The men stood stunned.
"Arach taught me a lot about spiders," she said, as she picked up the corners of the sail and held it up to reveal a perfectly intact sheet of cloth. Minerva whipped the shroud around her shoulders and pulled the makeshift cowl over her head. It hung long and low on all sides, covering every visible surface of her body. "He taught me that a thin sheet of spider silk could stop a flying dagger, and this is a lot thicker."

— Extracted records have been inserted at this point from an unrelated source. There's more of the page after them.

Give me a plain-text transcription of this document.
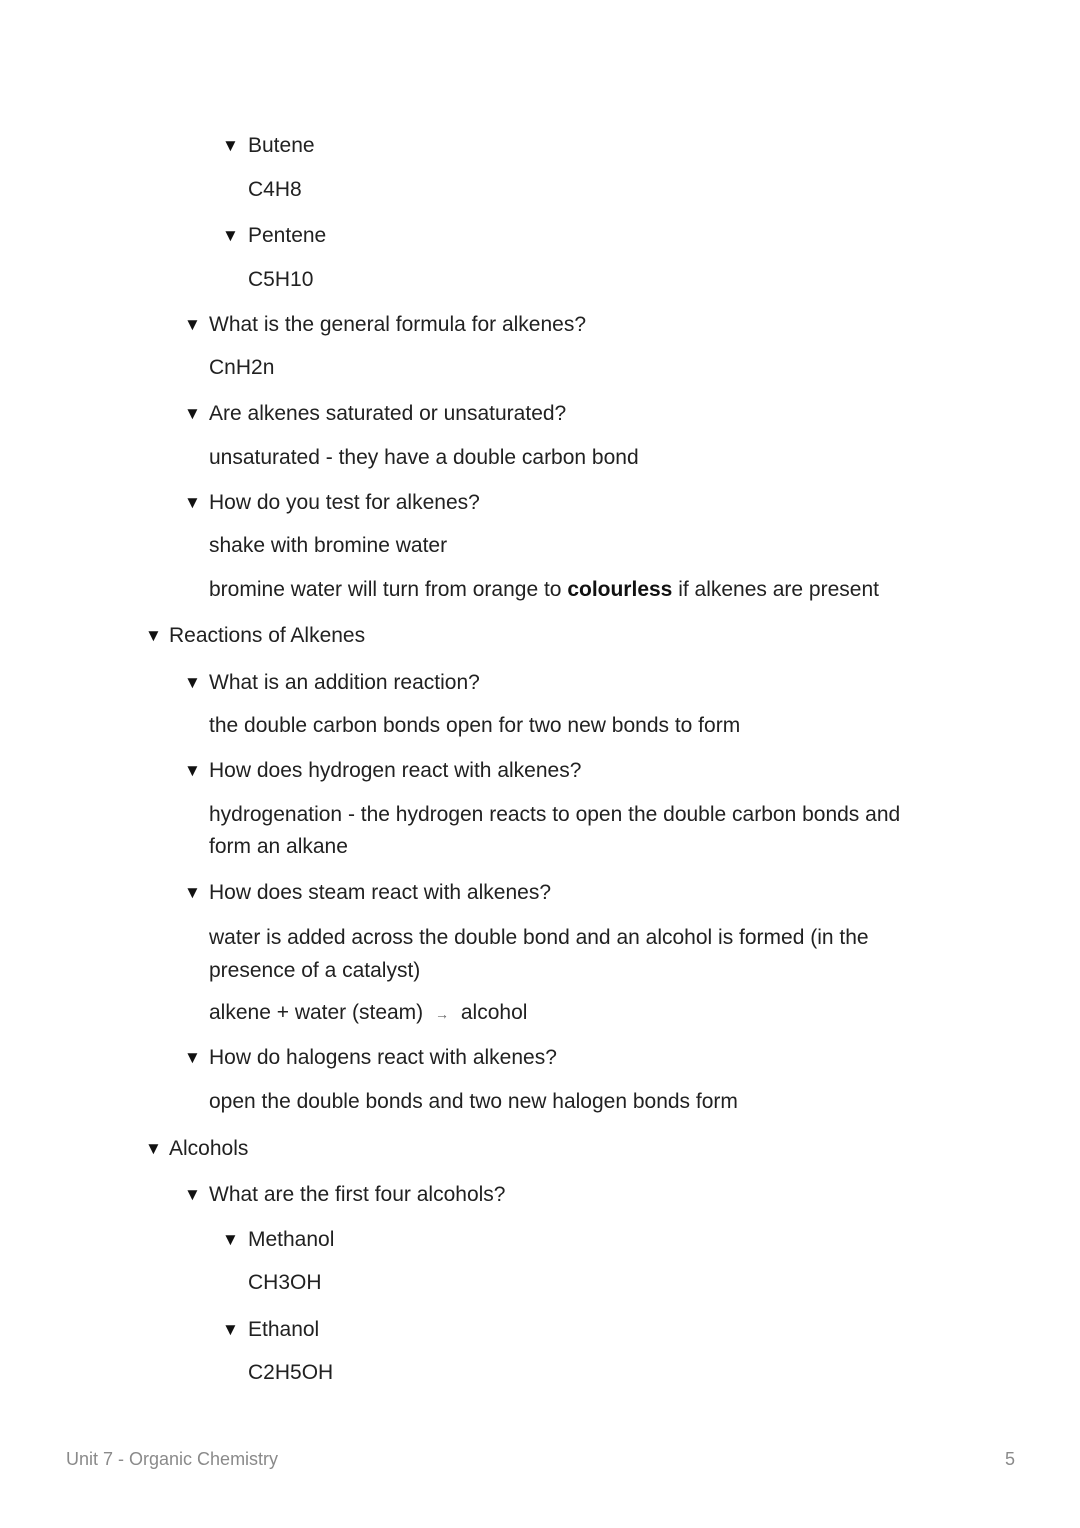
▼ Butene

C4H8

▼ Pentene

C5H10

▼ What is the general formula for alkenes?

CnH2n

▼ Are alkenes saturated or unsaturated?

unsaturated - they have a double carbon bond

▼ How do you test for alkenes?

shake with bromine water

bromine water will turn from orange to colourless if alkenes are present

▼ Reactions of Alkenes

▼ What is an addition reaction?

the double carbon bonds open for two new bonds to form

▼ How does hydrogen react with alkenes?

hydrogenation - the hydrogen reacts to open the double carbon bonds and form an alkane

▼ How does steam react with alkenes?

water is added across the double bond and an alcohol is formed (in the presence of a catalyst)

alkene + water (steam) → alcohol

▼ How do halogens react with alkenes?

open the double bonds and two new halogen bonds form

▼ Alcohols

▼ What are the first four alcohols?

▼ Methanol

CH3OH

▼ Ethanol

C2H5OH

Unit 7 - Organic Chemistry	5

In the ensuing silence, Minerva went for the stairway leading topside, but the captain stopped her halfway up. His face furrowed, fraught with worry. Arrows were for killing.
"Captain, do you know what Lintumen told me the night that I fought the sha
dow in your cabin?" Captain Glass shook his head fearfully, and Minerva gave him a sly grin, doing her best to reassure him. "It's just a cloak."
Minerva left the captain behind, ascending the stairs but stopping short of cresting the deck, still within protective cover. Several long arrows jutted from the railing that encircled the staircase. Part of her rapid pace up until this point was an effort to quell the fear that gripped her. If she didn't go now she might never convince her feet to carry her onward.
The weight of another body on the stairs drew Minerva's attention away from the deck, and she turned to see Olbus watching her nervously. She could see in his face exactly what he wanted to say. He wanted to go with her. He wanted to protect her, but she simply couldn't allow it.
Minerva pulled the cloth of the sail in tight around her body, and she felt secure and warm within it.
Courage and sacrifice, she thought. Go for it.
Minerva sprang from the opening, sprinting for the stairs over the sterncastle. A knee-height forest of feathered arrow shafts littered her path. She couldn't recall the number of times she had made the trip to the mizzenmast in the past, and yet every step she took dragged slowly in her mind. Wooden shafts and stiff feather fletching cut her shins and jabbed her feet as she ran through the miniature forest. She hit the stairs running, stumbling up them and bearing down fast on the helm.
Off in the quiet distance she heard a row of longbows pulling back. Someone shouted, and the enemy loosed their ammunition. The first arrow to strike glanced straight off the top of her head and she tripped, rolling into the rail at the side of the deck. She hauled her feet in fast under the cover of the cloak and spun to her stomach, covering her body with the spread of the sail.
Deadly shafts rained down on her, pounding off her shield and deflecting into the wooden surfaces around her. A tiny screech of pain escaped her lips each time she bruised from the impact.
It doesn't hurt, her mind insisted, urging her onward.
Minerva righted herself to her knees and sprinted once again for the controls of the ship. She grabbed the starboard guide wheel as she ran, flinging her body into the enclosure of the captain's platform.